When I was growing up, album_r9_c3_f13I was so afraid of playing the harp in public, I couldn’t sleep the entire night before doing so!  Over the years, I became aware that I had a tendency to say no to things that I really wanted to do, because they seemed too difficult or too scary for me. Eventually I realized that this behaviour was causing me to lose out on many learning and growth opportunities, and I came to feel a lot of regret about the risks I didn’t take – much more so than about any little mistakes I might have made in front of an audience! Now, I accept several performances a year, simply BECAUSE they scare me!  I’ve learned that anything that scares me offers the potential for tremendous personal growth and a real sense of pride in myself and my achievements.  Those feelings are so great, I have gradually learned it’s worth some fear and anxiety, in order to experience the “pay-off”. I got to this place one step at a time, by gradually saying “yes” to bigger and bigger challenges.

As a harp teacher, I sometimes work with students who theoretically want to play an instrument, but go year after year (and sometimes instrument after instrument) without ever truly committing to it (or to themselves!)  Don’t keep telling yourself that, “next year”, “in five years”, “when you retire”… etc… you will finally make time to really play the harp.  Play the harp NOW. Play the harp for the next three weeks.  Play the harp for a friend.  Play the harp for a recital!

The next time an opportunity comes along that seems too scary to say yes to – think it over and ask yourself, why would I NOT want to do this?  What are some possible negative outcomes of this experience?  Are these concerns really valid (are the possible negative results really all that bad?), or am I holding myself back in some way that isn’t really useful to me any more?  What might be some positive outcomes of saying YES to this experience?

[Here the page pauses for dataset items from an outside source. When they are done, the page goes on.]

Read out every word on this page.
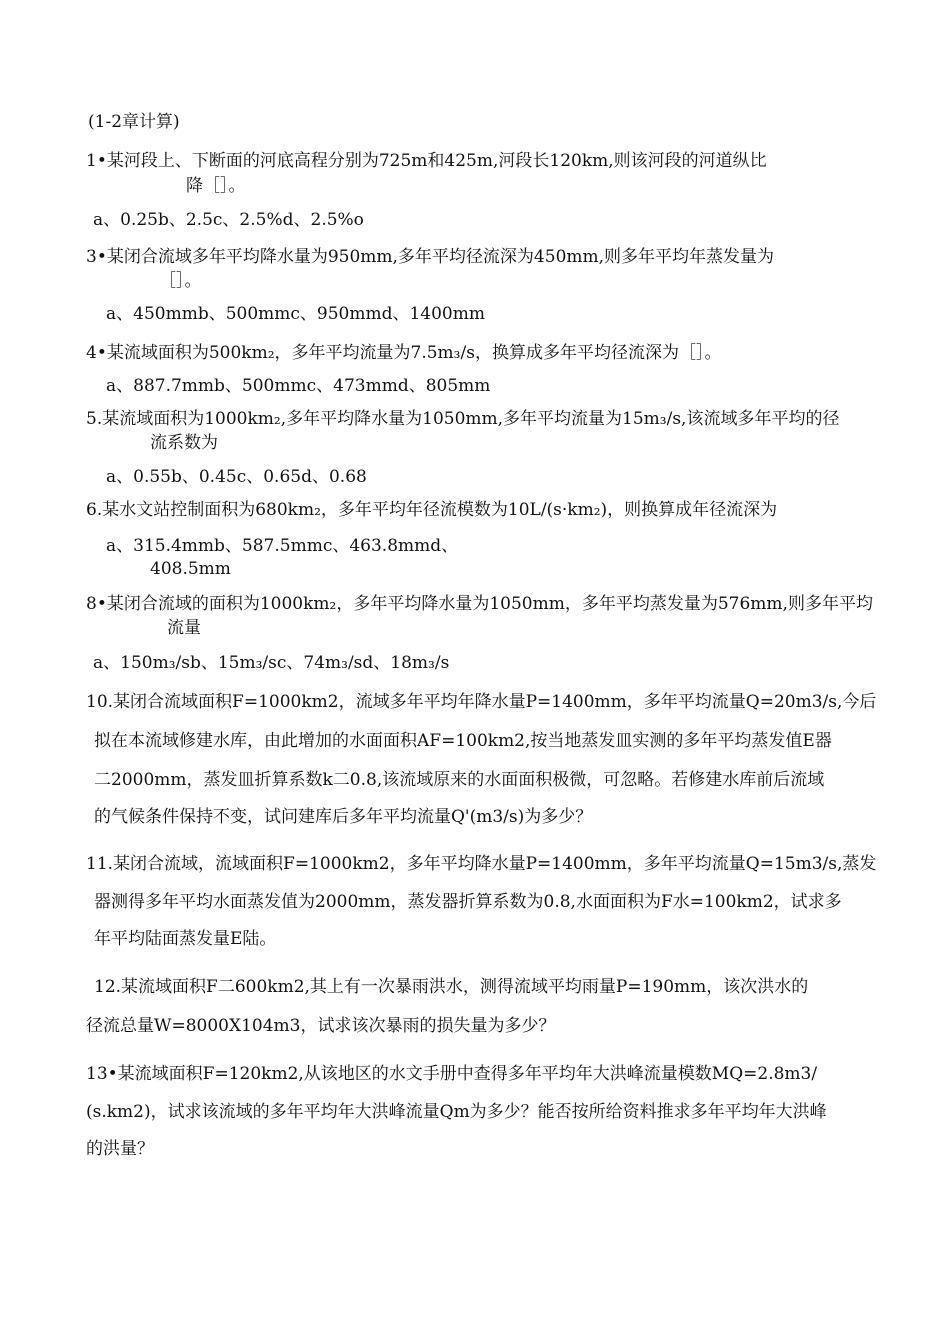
(1-2章计算)
1•某河段上、下断面的河底高程分别为725m和425m,河段长120km,则该河段的河道纵比
降［］。
a、0.25b、2.5c、2.5%d、2.5%o
3•某闭合流域多年平均降水量为950mm,多年平均径流深为450mm,则多年平均年蒸发量为
［］。
a、450mmb、500mmc、950mmd、1400mm
4•某流域面积为500km₂，多年平均流量为7.5m₃/s，换算成多年平均径流深为［］。
a、887.7mmb、500mmc、473mmd、805mm
5.某流域面积为1000km₂,多年平均降水量为1050mm,多年平均流量为15m₃/s,该流域多年平均的径
流系数为
a、0.55b、0.45c、0.65d、0.68
6.某水文站控制面积为680km₂，多年平均年径流模数为10L/(s·km₂)，则换算成年径流深为
a、315.4mmb、587.5mmc、463.8mmd、
408.5mm
8•某闭合流域的面积为1000km₂，多年平均降水量为1050mm，多年平均蒸发量为576mm,则多年平均
流量
a、150m₃/sb、15m₃/sc、74m₃/sd、18m₃/s
10.某闭合流域面积F=1000km2，流域多年平均年降水量P=1400mm，多年平均流量Q=20m3/s,今后
拟在本流域修建水库，由此增加的水面面积AF=100km2,按当地蒸发皿实测的多年平均蒸发值E器
二2000mm，蒸发皿折算系数k二0.8,该流域原来的水面面积极微，可忽略。若修建水库前后流域
的气候条件保持不变，试问建库后多年平均流量Q'(m3/s)为多少？
11.某闭合流域，流域面积F=1000km2，多年平均降水量P=1400mm，多年平均流量Q=15m3/s,蒸发
器测得多年平均水面蒸发值为2000mm，蒸发器折算系数为0.8,水面面积为F水=100km2，试求多
年平均陆面蒸发量E陆。
12.某流域面积F二600km2,其上有一次暴雨洪水，测得流域平均雨量P=190mm，该次洪水的
径流总量W=8000X104m3，试求该次暴雨的损失量为多少？
13•某流域面积F=120km2,从该地区的水文手册中查得多年平均年大洪峰流量模数MQ=2.8m3/
(s.km2)，试求该流域的多年平均年大洪峰流量Qm为多少？能否按所给资料推求多年平均年大洪峰
的洪量？
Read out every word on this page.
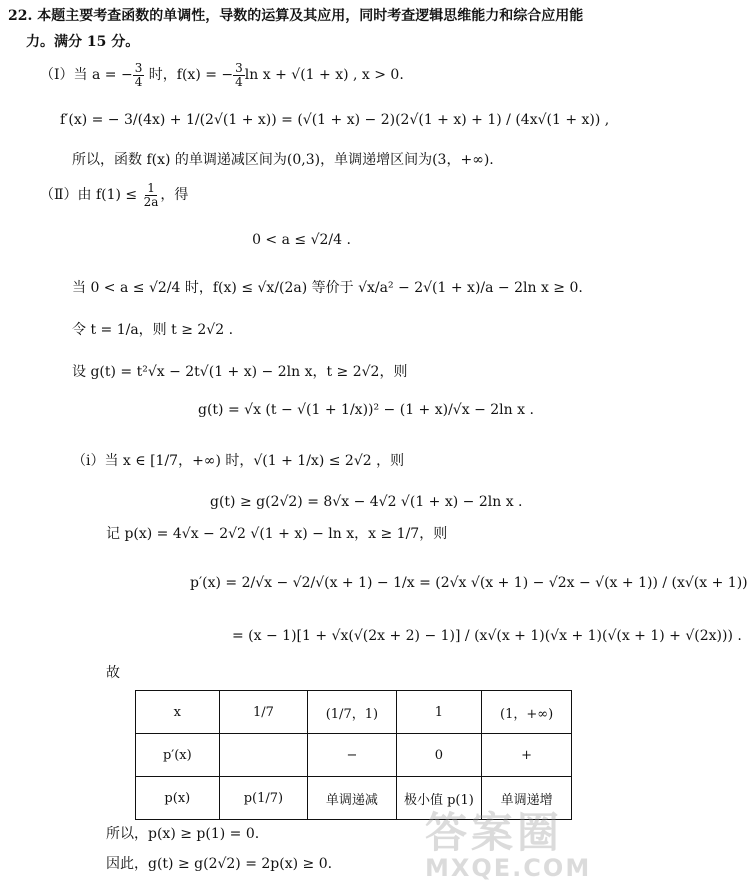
22. 本题主要考查函数的单调性，导数的运算及其应用，同时考查逻辑思维能力和综合应用能
力。满分 15 分。
（Ⅰ）当 a = − $\frac{3}{4}$ 时，f(x) = − $\frac{3}{4}$ ln x + √(1 + x) , x > 0.
f′(x) = − 3/(4x) + 1/(2√(1 + x)) = (√(1 + x) − 2)(2√(1 + x) + 1) / (4x√(1 + x)) ,
所以，函数 f(x) 的单调递减区间为(0,3)，单调递增区间为(3，+∞).
（Ⅱ）由 $f(1) \le \frac{1}{2a}$ ，得
0 < a ≤ √2/4 .
当 0 < a ≤ √2/4 时，f(x) ≤ √x/(2a) 等价于 √x/a² − 2√(1 + x)/a − 2ln x ≥ 0.
令 t = 1/a，则 t ≥ 2√2 .
设 g(t) = t²√x − 2t√(1 + x) − 2ln x，t ≥ 2√2，则
g(t) = √x (t − √(1 + 1/x))² − (1 + x)/√x − 2ln x .
（ⅰ）当 x ∈ [1/7，+∞) 时，√(1 + 1/x) ≤ 2√2 ，则
g(t) ≥ g(2√2) = 8√x − 4√2 √(1 + x) − 2ln x .
记 p(x) = 4√x − 2√2 √(1 + x) − ln x，x ≥ 1/7，则
p′(x) = 2/√x − √2/√(x + 1) − 1/x = (2√x √(x + 1) − √2x − √(x + 1)) / (x√(x + 1))
= (x − 1)[1 + √x(√(2x + 2) − 1)] / (x√(x + 1)(√x + 1)(√(x + 1) + √(2x))) .
故
x	1/7	(1/7，1)	1	(1，+∞)
p′(x)		−	0	+
p(x)	p(1/7)	单调递减	极小值 p(1)	单调递增
所以，p(x) ≥ p(1) = 0.
因此，g(t) ≥ g(2√2) = 2p(x) ≥ 0.
答案圈
MXQE.COM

A couple of things that sometimes help me keep a healthy perspective on playing music in public:
  • It’s just music! It isn’t brain-surgery, or sky-diving.  Music isn’t dangerous! When you think about it, you do plenty of things that ARE dangerous: most people don’t think twice about driving a car for example. (You’ll get in a four-wheeled death-machine, but you won’t make a few musical noises in public? Oy!)
  • Ask yourself: what is the worst that could happen?  Your hands are sweaty with nerves, and you stumble over a few notes?  Big deal!  We “play” music, we don’t “work” it.  So don’t take it so seriously – just get out there and have some fun!  If something goes wrong, it really dosn’t matter – not brain surgery, remember? Nobody will die because of your mistake!
  • It’s not Carnegie Hall either, it’s just a little friendly recital.  No one is going to yell out “boo”;  you can’t get “fired” from playing your instrument.  In fact, people will be amazed that you play the harp.  The harp is such a sympathetic and beautiful instrument, you could play a scale, and your audience would tell you how beautiful it was!  The harp sounds great all on its own.  All YOU have to do is get out of your own way, and let the harp do the talking!
When you think about it, playing the harp in public is one of the least-risky things you could ever do!